Leasing is a contract between two parties where one party known as the lessor (owner) gives another party known as the lessee the right to use an asset upon payment of periodic lease rentals
Classification of leases
- Operating lease
- Finance / capital lease
- Sale and lease back
- Leveraged lease
(i) Operating lease
This when the asset is leased for a short period of time e.g hiring a tractor to plough a piece of land. It has the following features;
- Lease period is very short relative to economic life of the asset
- Contract can be cancelled either party before the end of lease contract.
- Lessor incurs maintenance, operating and insurance expense on the asset.
- Lessee is not given an option to buy the asset at the end of the lease period.
(ii) Finance / capital lease
It’s a long term in nature and the lease period is almost said to the economic life of the asset.
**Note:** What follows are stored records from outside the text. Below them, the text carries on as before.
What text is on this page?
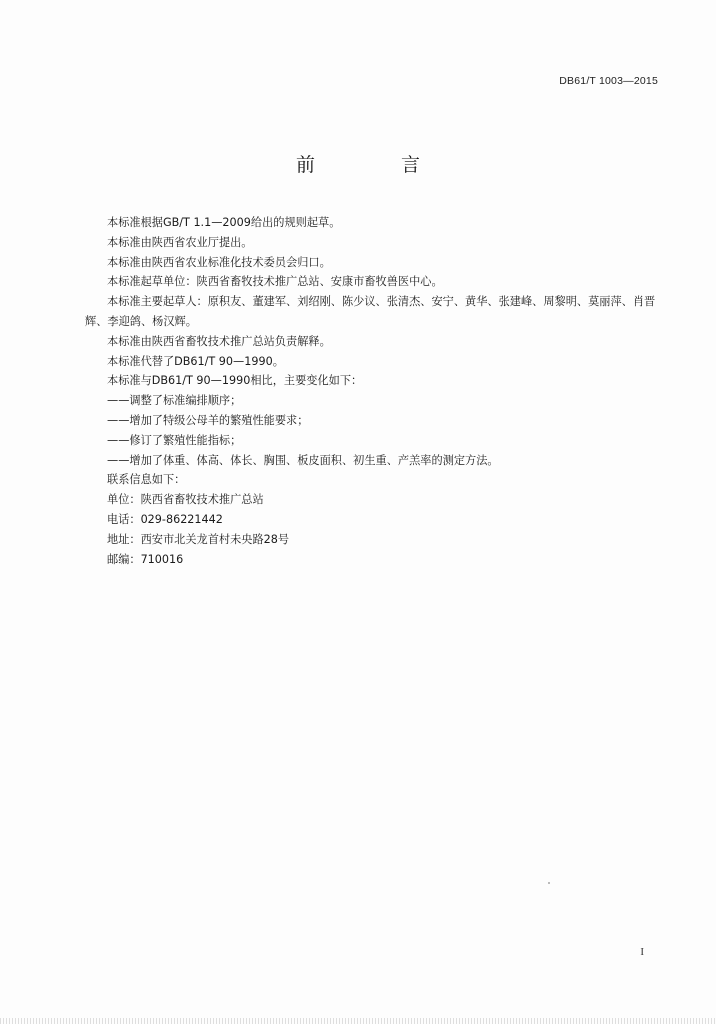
DB61/T 1003—2015
前 言

本标准根据GB/T 1.1—2009给出的规则起草。

本标准由陕西省农业厅提出。

本标准由陕西省农业标准化技术委员会归口。

本标准起草单位：陕西省畜牧技术推广总站、安康市畜牧兽医中心。

本标准主要起草人：原积友、董建军、刘绍刚、陈少议、张清杰、安宁、黄华、张建峰、周黎明、莫丽萍、肖晋辉、李迎鸽、杨汉辉。

本标准由陕西省畜牧技术推广总站负责解释。

本标准代替了DB61/T 90—1990。

本标准与DB61/T 90—1990相比，主要变化如下：

——调整了标准编排顺序；

——增加了特级公母羊的繁殖性能要求；

——修订了繁殖性能指标；

——增加了体重、体高、体长、胸围、板皮面积、初生重、产羔率的测定方法。

联系信息如下：

单位：陕西省畜牧技术推广总站

电话：029-86221442

地址：西安市北关龙首村未央路28号

邮编：710016

I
It has the following feature;
- Lease period at least 75% of the economic life of asset.
- Lease contract can’t be cancelled either party before end of lease period.
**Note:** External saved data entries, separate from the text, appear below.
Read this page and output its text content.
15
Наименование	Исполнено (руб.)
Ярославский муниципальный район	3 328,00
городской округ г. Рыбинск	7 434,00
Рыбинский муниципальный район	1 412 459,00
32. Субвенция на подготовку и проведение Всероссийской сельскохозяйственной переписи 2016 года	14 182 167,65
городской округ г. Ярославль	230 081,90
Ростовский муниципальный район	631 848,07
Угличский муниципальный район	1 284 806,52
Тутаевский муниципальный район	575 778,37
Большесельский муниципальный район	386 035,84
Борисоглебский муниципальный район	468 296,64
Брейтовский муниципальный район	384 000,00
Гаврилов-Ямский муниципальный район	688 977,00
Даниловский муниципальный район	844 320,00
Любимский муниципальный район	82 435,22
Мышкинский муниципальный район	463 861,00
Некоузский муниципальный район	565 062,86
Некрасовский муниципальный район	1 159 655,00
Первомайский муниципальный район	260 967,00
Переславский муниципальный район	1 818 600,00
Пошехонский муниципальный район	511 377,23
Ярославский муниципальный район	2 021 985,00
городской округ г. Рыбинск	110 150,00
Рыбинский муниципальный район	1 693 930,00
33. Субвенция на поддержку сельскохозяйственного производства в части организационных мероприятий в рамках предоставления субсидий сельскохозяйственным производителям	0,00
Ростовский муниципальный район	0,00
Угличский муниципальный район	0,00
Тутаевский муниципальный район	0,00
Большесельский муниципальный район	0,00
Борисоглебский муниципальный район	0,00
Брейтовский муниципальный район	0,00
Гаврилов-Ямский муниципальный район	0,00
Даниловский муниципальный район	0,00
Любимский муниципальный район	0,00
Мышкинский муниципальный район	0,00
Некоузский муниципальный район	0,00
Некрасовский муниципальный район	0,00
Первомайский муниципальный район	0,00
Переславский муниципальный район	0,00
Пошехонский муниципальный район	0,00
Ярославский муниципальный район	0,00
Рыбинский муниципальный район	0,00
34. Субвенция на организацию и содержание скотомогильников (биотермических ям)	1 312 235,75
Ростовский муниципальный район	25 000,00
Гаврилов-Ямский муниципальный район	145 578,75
- The lessee incurs maintenance operating and insurance expenses on the asset.
- Lessee given an opportunity to buy asset at end of period at low cost.
(iii) Sale and lease back
This is where the company sells existing asset then leases back from the new owner hence retaining the asset. The company then becomes the lessee and it starts to pay lease rentals to the new owner.
(iv) Leveraged lease:
This is where asset being leased the lessor still has some outstanding financial obligation. It involves three parties’ lessor (borrower) lessee (tenant) and financier (lender). The financier and lessor will jointly finance acquisition of asset periodic lease rentals, used to pay loan from the financier.